I was taught in University Communication classes (a couple decades ago) about the 40hr line drawn by management when negotiating with unions. Forty hours was the minimum per week to leave most workers without enough energy to take night classes or get caught up in union organizing, etc. - so, even if the research wasn’t top notch, there was some philosophy behind the number. Of course, like so many other ‘facts’ I was taught way back then, I can’t remember the actual source to back up my statement.
True or not, I could see management pushing for a 40 hour workweek because they thought it was true. There’s a lot of ignorance and stupidity in management, so I’d not be surprised if it was joined by some (ignorant) malevolence as well.
I worked in an industry with a lot of periods of “crunch,” where people might be working 80 hour weeks for many months at a time, with management honestly believing that they were getting more work out of people, even as projects suffered horribly and got more and more behind schedule the more hours people worked. In recent years, the practice is being pushed back against, but not because it’s (so clearly) counter-productive - management remain clueless - but because it’s causing workers to literally get sick and have their lives destroyed.
Or… just fucking employee refugees!!! Not sure why that’s difficult. Look, a group of people willing to work! Give them fucking jobs!!!
The proper response is “Malaka.”
Apropos of ‘livable’; you’d think Korea would be one place where anyone who isn’t specifically planning on that being someone else’s problem would be more worried about the limits of get-more-hours-out-of-the-peons strategies.

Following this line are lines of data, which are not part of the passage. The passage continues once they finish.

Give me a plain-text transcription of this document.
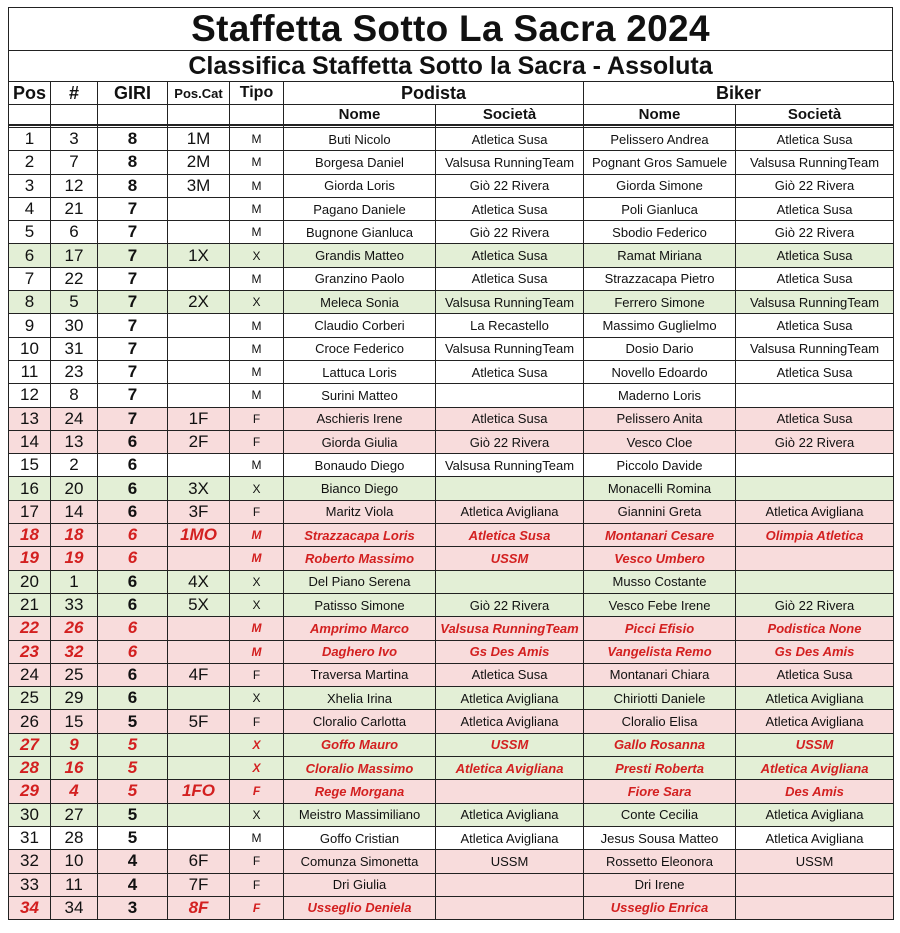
Staffetta Sotto La Sacra 2024
Classifica Staffetta Sotto la Sacra - Assoluta
Pos	#	GIRI	Pos.Cat	Tipo	Podista		Biker	
					Nome	Società	Nome	Società

1	3	8	1M	M	Buti Nicolo	Atletica Susa	Pelissero Andrea	Atletica Susa
2	7	8	2M	M	Borgesa Daniel	Valsusa RunningTeam	Pognant Gros Samuele	Valsusa RunningTeam
3	12	8	3M	M	Giorda Loris	Giò 22 Rivera	Giorda Simone	Giò 22 Rivera
4	21	7		M	Pagano Daniele	Atletica Susa	Poli Gianluca	Atletica Susa
5	6	7		M	Bugnone Gianluca	Giò 22 Rivera	Sbodio Federico	Giò 22 Rivera
6	17	7	1X	X	Grandis Matteo	Atletica Susa	Ramat Miriana	Atletica Susa
7	22	7		M	Granzino Paolo	Atletica Susa	Strazzacapa Pietro	Atletica Susa
8	5	7	2X	X	Meleca Sonia	Valsusa RunningTeam	Ferrero Simone	Valsusa RunningTeam
9	30	7		M	Claudio Corberi	La Recastello	Massimo Guglielmo	Atletica Susa
10	31	7		M	Croce Federico	Valsusa RunningTeam	Dosio Dario	Valsusa RunningTeam
11	23	7		M	Lattuca Loris	Atletica Susa	Novello Edoardo	Atletica Susa
12	8	7		M	Surini Matteo		Maderno Loris	
13	24	7	1F	F	Aschieris Irene	Atletica Susa	Pelissero Anita	Atletica Susa
14	13	6	2F	F	Giorda Giulia	Giò 22 Rivera	Vesco Cloe	Giò 22 Rivera
15	2	6		M	Bonaudo Diego	Valsusa RunningTeam	Piccolo Davide	
16	20	6	3X	X	Bianco Diego		Monacelli Romina	
17	14	6	3F	F	Maritz Viola	Atletica Avigliana	Giannini Greta	Atletica Avigliana
18	18	6	1MO	M	Strazzacapa Loris	Atletica Susa	Montanari Cesare	Olimpia Atletica
19	19	6		M	Roberto Massimo	USSM	Vesco Umbero	
20	1	6	4X	X	Del Piano Serena		Musso Costante	
21	33	6	5X	X	Patisso Simone	Giò 22 Rivera	Vesco Febe Irene	Giò 22 Rivera
22	26	6		M	Amprimo Marco	Valsusa RunningTeam	Picci Efisio	Podistica None
23	32	6		M	Daghero Ivo	Gs Des Amis	Vangelista Remo	Gs Des Amis
24	25	6	4F	F	Traversa Martina	Atletica Susa	Montanari Chiara	Atletica Susa
25	29	6		X	Xhelia Irina	Atletica Avigliana	Chiriotti Daniele	Atletica Avigliana
26	15	5	5F	F	Cloralio Carlotta	Atletica Avigliana	Cloralio Elisa	Atletica Avigliana
27	9	5		X	Goffo Mauro	USSM	Gallo Rosanna	USSM
28	16	5		X	Cloralio Massimo	Atletica Avigliana	Presti Roberta	Atletica Avigliana
29	4	5	1FO	F	Rege Morgana		Fiore Sara	Des Amis
30	27	5		X	Meistro Massimiliano	Atletica Avigliana	Conte Cecilia	Atletica Avigliana
31	28	5		M	Goffo Cristian	Atletica Avigliana	Jesus Sousa Matteo	Atletica Avigliana
32	10	4	6F	F	Comunza Simonetta	USSM	Rossetto Eleonora	USSM
33	11	4	7F	F	Dri Giulia		Dri Irene	
34	34	3	8F	F	Usseglio Deniela		Usseglio Enrica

You aren’t going to workday your way out of a fertility rate of .8 unless you’ve got access to some sort of atemporal salaryman class from which considerably more than 7 per week can be exacted.
Maybe they should focus on fixing their tax collection
No, the rich won’t have that.
Japan has been on the same road for the last 50 years, now China seems to be as well (compounded by a job market that only hires recent grads and actively discriminates against anyone even of the age where they might want to have a family). They’re situations where sets of traditional expectations (e.g. that women will leave the workforce when they get married to have children and support their husbands that they never see) meets irrational management practices (where workforces managed to be productive despite overwork) clashing with reality.